After the Canadiens scored the first goal, the Penguins answered less than a minute later and dominated through the end of two periods. After Halak yielded the go-ahead goal -- a power-play tally that went off Chris Kunitz's skate -- he was particularly stout in the moments which followed.
The Penguins were carrying the play and causing all sorts of problems for the skaters in front of Halak. Montreal's new favorite son had to make multiple saves on Penguins who broke in alone on him before the first period was out. Instead of Pittsburgh building an insurmountable advantage, Halak kept Montreal in it.
"They hung around. If you look at it, that is probably the difference," Pittsburgh captain Sidney Crosby said. "But you can always analyze different things when you lose. There's not much difference or much margin for error."
Added Montreal forward Tom Pyatt: "That was another huge performance by him. I think those first two periods were probably the worst two periods of the series and maybe the whole playoffs. We had nine shots after two periods, and that's just unacceptable."
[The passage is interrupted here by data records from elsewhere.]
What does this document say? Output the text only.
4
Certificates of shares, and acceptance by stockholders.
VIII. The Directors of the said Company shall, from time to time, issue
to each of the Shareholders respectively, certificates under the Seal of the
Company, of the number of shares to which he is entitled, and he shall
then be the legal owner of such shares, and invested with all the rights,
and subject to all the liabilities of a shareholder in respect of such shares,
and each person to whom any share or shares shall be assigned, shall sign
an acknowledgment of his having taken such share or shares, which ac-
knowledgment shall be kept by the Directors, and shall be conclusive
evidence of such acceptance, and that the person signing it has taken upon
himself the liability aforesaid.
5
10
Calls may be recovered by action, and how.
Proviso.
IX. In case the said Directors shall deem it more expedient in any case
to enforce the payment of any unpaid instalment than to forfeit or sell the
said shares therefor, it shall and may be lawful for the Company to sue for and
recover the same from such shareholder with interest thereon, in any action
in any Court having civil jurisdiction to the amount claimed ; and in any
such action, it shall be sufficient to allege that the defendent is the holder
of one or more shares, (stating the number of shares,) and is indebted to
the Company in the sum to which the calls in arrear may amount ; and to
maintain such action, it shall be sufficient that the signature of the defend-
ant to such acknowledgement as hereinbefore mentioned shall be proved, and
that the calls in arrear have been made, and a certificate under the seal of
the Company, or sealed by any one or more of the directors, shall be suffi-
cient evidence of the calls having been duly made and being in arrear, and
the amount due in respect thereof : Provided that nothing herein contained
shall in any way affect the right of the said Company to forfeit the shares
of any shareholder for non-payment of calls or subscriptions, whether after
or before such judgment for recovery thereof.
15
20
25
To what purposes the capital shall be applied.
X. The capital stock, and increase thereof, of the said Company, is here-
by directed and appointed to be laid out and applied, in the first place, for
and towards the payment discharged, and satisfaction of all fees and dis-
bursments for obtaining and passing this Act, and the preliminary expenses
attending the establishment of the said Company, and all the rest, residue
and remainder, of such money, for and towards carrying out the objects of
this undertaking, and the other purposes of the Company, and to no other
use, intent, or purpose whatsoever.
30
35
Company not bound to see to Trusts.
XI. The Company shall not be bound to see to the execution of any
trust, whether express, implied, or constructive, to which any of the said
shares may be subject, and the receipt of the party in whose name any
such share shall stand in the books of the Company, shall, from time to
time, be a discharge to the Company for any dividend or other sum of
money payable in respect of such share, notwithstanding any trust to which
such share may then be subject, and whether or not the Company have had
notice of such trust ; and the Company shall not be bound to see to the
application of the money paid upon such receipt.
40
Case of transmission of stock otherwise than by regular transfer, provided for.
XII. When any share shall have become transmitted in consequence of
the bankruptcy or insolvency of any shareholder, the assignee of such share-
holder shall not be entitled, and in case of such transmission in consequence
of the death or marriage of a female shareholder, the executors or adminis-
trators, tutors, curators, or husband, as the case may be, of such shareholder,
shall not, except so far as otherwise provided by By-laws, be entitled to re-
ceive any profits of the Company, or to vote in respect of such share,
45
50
Once Montreal did gain the lead in the third period, Halak had to make two huge saves on two of the best players in the world to seal the victory. With Mathieu Darche in the penalty box, the puck squirted to Halak's right and onto Crosby's stick. Halak hurled himself into the path of the puck and drew a raucous ovation from the Bell Centre faithful.
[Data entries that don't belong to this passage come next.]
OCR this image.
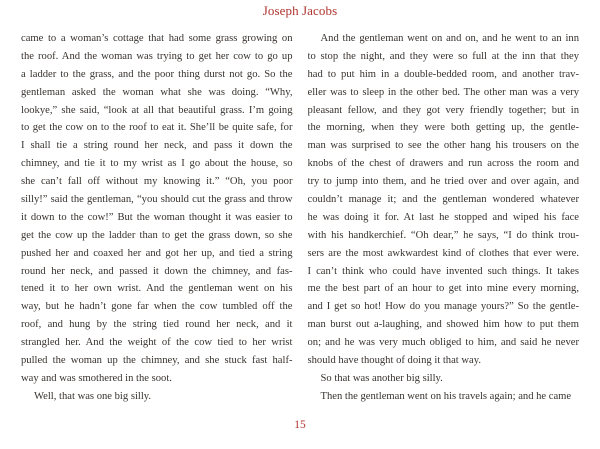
Joseph Jacobs
came to a woman’s cottage that had some grass growing on
the roof. And the woman was trying to get her cow to go up
a ladder to the grass, and the poor thing durst not go. So the
gentleman asked the woman what she was doing. “Why,
lookye,” she said, “look at all that beautiful grass. I’m going
to get the cow on to the roof to eat it. She’ll be quite safe, for
I shall tie a string round her neck, and pass it down the
chimney, and tie it to my wrist as I go about the house, so
she can’t fall off without my knowing it.” “Oh, you poor
silly!” said the gentleman, “you should cut the grass and throw
it down to the cow!” But the woman thought it was easier to
get the cow up the ladder than to get the grass down, so she
pushed her and coaxed her and got her up, and tied a string
round her neck, and passed it down the chimney, and fas-
tened it to her own wrist. And the gentleman went on his
way, but he hadn’t gone far when the cow tumbled off the
roof, and hung by the string tied round her neck, and it
strangled her. And the weight of the cow tied to her wrist
pulled the woman up the chimney, and she stuck fast half-
way and was smothered in the soot.
Well, that was one big silly.
And the gentleman went on and on, and he went to an inn
to stop the night, and they were so full at the inn that they
had to put him in a double-bedded room, and another trav-
eller was to sleep in the other bed. The other man was a very
pleasant fellow, and they got very friendly together; but in
the morning, when they were both getting up, the gentle-
man was surprised to see the other hang his trousers on the
knobs of the chest of drawers and run across the room and
try to jump into them, and he tried over and over again, and
couldn’t manage it; and the gentleman wondered whatever
he was doing it for. At last he stopped and wiped his face
with his handkerchief. “Oh dear,” he says, “I do think trou-
sers are the most awkwardest kind of clothes that ever were.
I can’t think who could have invented such things. It takes
me the best part of an hour to get into mine every morning,
and I get so hot! How do you manage yours?” So the gentle-
man burst out a-laughing, and showed him how to put them
on; and he was very much obliged to him, and said he never
should have thought of doing it that way.
So that was another big silly.
Then the gentleman went on his travels again; and he came
15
"I just see the loose puck over there, and I just tried to get there as soon as I could," Halak said. "It was a good thing he didn't put it upstairs."
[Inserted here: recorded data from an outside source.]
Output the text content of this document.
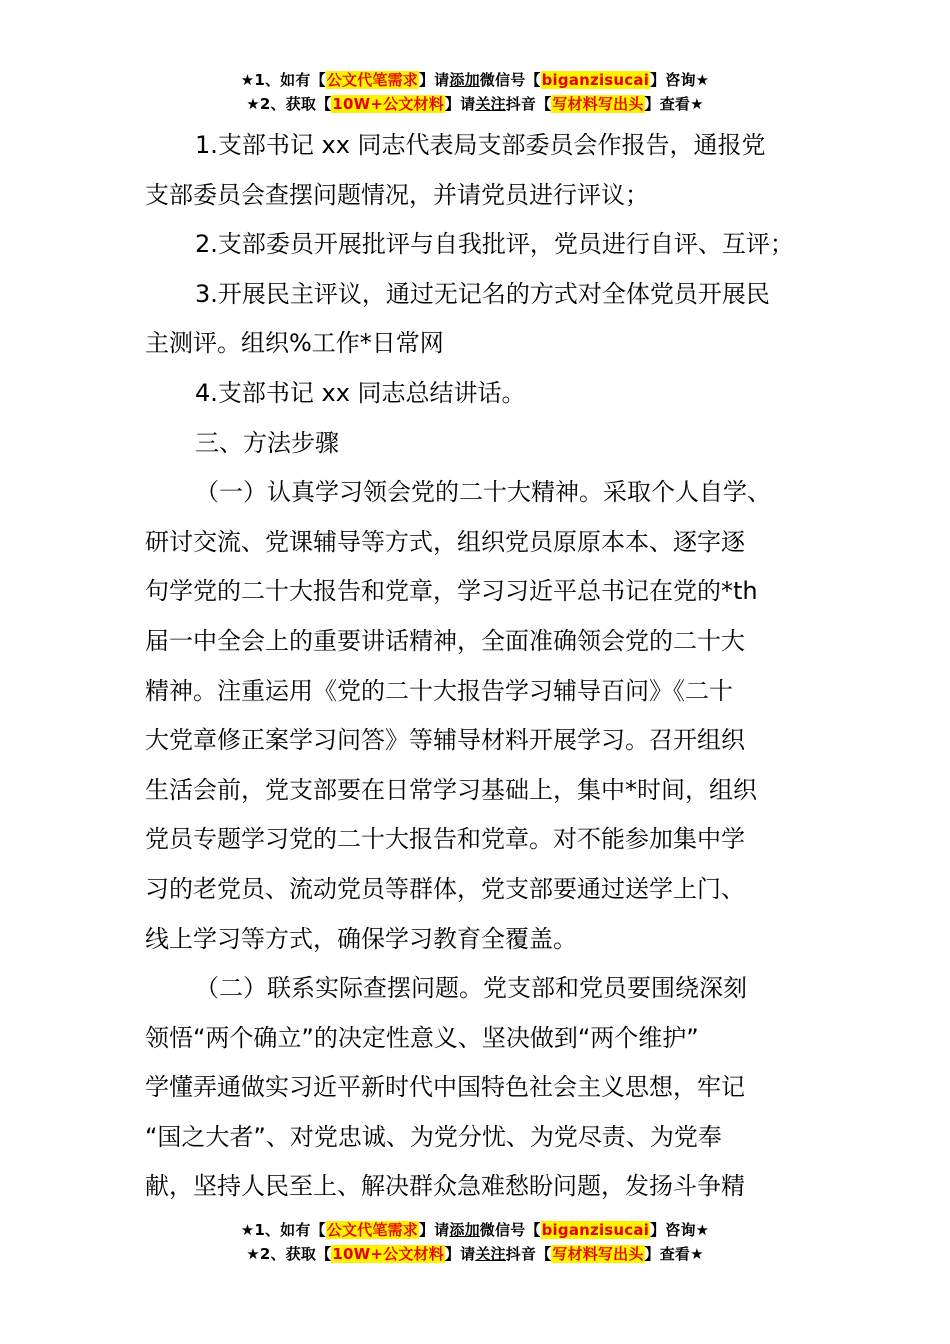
★1、如有【公文代笔需求】请添加微信号【biganzisucai】咨询★
★2、获取【10W+公文材料】请关注抖音【写材料写出头】查看★

1.支部书记 xx 同志代表局支部委员会作报告，通报党

支部委员会查摆问题情况，并请党员进行评议；

2.支部委员开展批评与自我批评，党员进行自评、互评；

3.开展民主评议，通过无记名的方式对全体党员开展民

主测评。组织%工作*日常网

4.支部书记 xx 同志总结讲话。

三、方法步骤

（一）认真学习领会党的二十大精神。采取个人自学、

研讨交流、党课辅导等方式，组织党员原原本本、逐字逐

句学党的二十大报告和党章，学习习近平总书记在党的*th

届一中全会上的重要讲话精神，全面准确领会党的二十大

精神。注重运用《党的二十大报告学习辅导百问》《二十

大党章修正案学习问答》等辅导材料开展学习。召开组织

生活会前，党支部要在日常学习基础上，集中*时间，组织

党员专题学习党的二十大报告和党章。对不能参加集中学

习的老党员、流动党员等群体，党支部要通过送学上门、

线上学习等方式，确保学习教育全覆盖。

（二）联系实际查摆问题。党支部和党员要围绕深刻

领悟“两个确立”的决定性意义、坚决做到“两个维护”

学懂弄通做实习近平新时代中国特色社会主义思想，牢记

“国之大者”、对党忠诚、为党分忧、为党尽责、为党奉

献，坚持人民至上、解决群众急难愁盼问题，发扬斗争精

★1、如有【公文代笔需求】请添加微信号【biganzisucai】咨询★
★2、获取【10W+公文材料】请关注抖音【写材料写出头】查看★
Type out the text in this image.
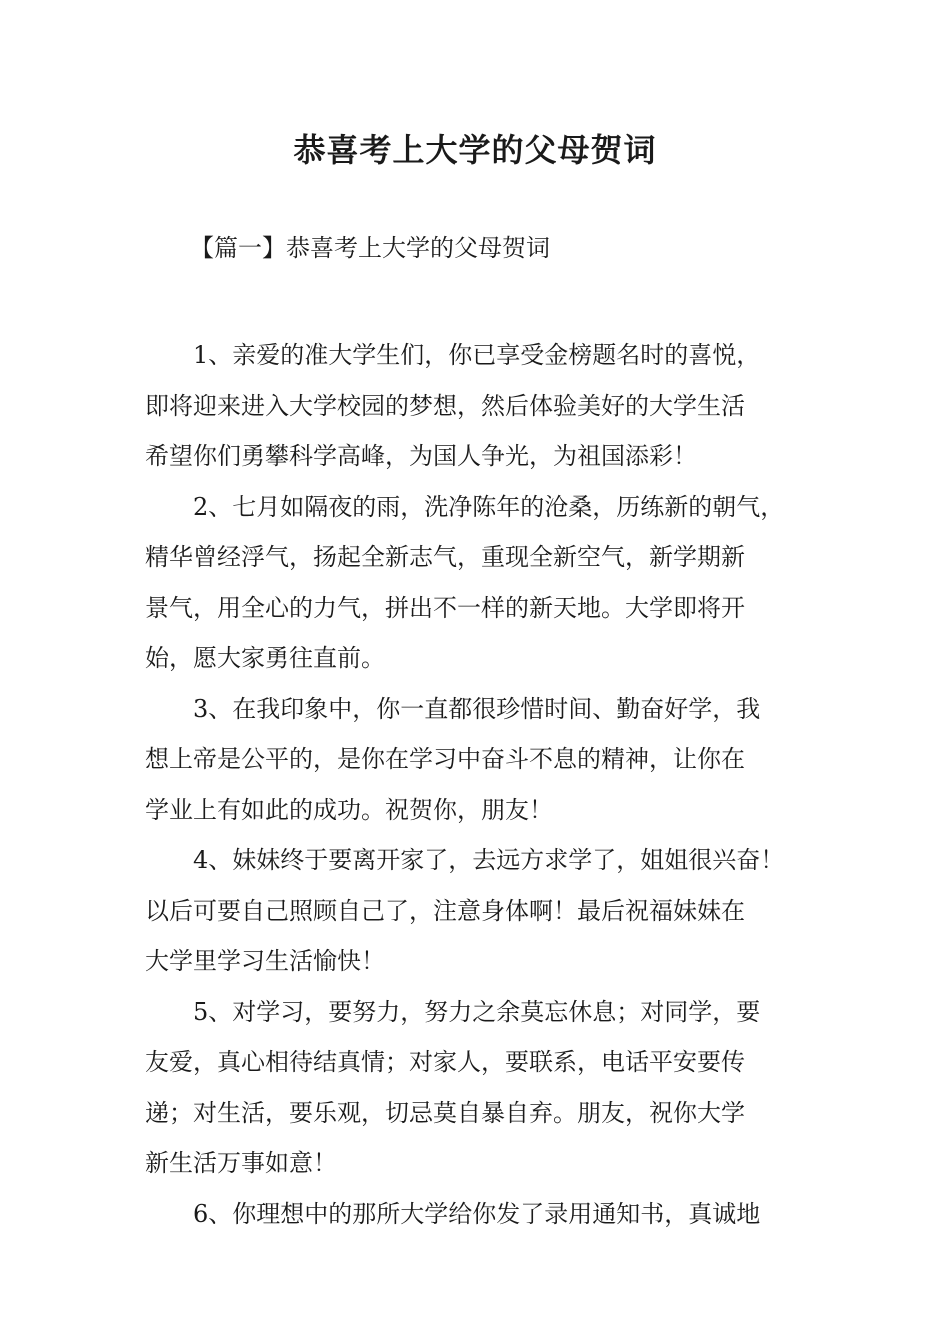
恭喜考上大学的父母贺词

【篇一】恭喜考上大学的父母贺词

1、亲爱的准大学生们，你已享受金榜题名时的喜悦，
即将迎来进入大学校园的梦想，然后体验美好的大学生活
希望你们勇攀科学高峰，为国人争光，为祖国添彩！

2、七月如隔夜的雨，洗净陈年的沧桑，历练新的朝气，
精华曾经浮气，扬起全新志气，重现全新空气，新学期新
景气，用全心的力气，拼出不一样的新天地。大学即将开
始，愿大家勇往直前。

3、在我印象中，你一直都很珍惜时间、勤奋好学，我
想上帝是公平的，是你在学习中奋斗不息的精神，让你在
学业上有如此的成功。祝贺你，朋友！

4、妹妹终于要离开家了，去远方求学了，姐姐很兴奋！
以后可要自己照顾自己了，注意身体啊！最后祝福妹妹在
大学里学习生活愉快！

5、对学习，要努力，努力之余莫忘休息；对同学，要
友爱，真心相待结真情；对家人，要联系，电话平安要传
递；对生活，要乐观，切忌莫自暴自弃。朋友，祝你大学
新生活万事如意！

6、你理想中的那所大学给你发了录用通知书，真诚地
Added Darche: "I should probably go give Jaro a kiss. He saved me when I was in the box."
Later in the period Crosby sent a pass to Evgeni Malkin, who broke in alone on Halak. Gorges dove and made contact with Malkin, but probably not enough to alter his shot. Halak calmly turned aside Pittsburgh's last great chance to level the score.
"There were a couple of guys chasing, so that probably put a little bit of pressure on him," Halak said. "He just shot it and I was there. It was a good thing."
This Game 4 was quite different for Halak than the one in the previous series against the Washington Capitals. After getting pulled in Game 3, he watched from the bench as Jacques Martin decided to start Carey Price.
Martin went back to Halak for Game 5 against Washington, and a tale that will be told in this province for decades to come began. Halak stopped 131 of 134 shots in the final three games of the series to carry Montreal to victory.
After a rough Game 1 of this series, Halak has responded with three more solid performances. He's allowed only four goals in the three games as Montreal has evened the series at two games each.
"Everybody has a job on this team, and that's why this is a team. We have to have the five plus me," Halak said. "We showed [character] already in the first round when we were down 3-1 and even tonight we were down 2-1 going into the third. We showed a lot of character. It was a huge game -- being down 3-1 or tied 2-2 is a big difference."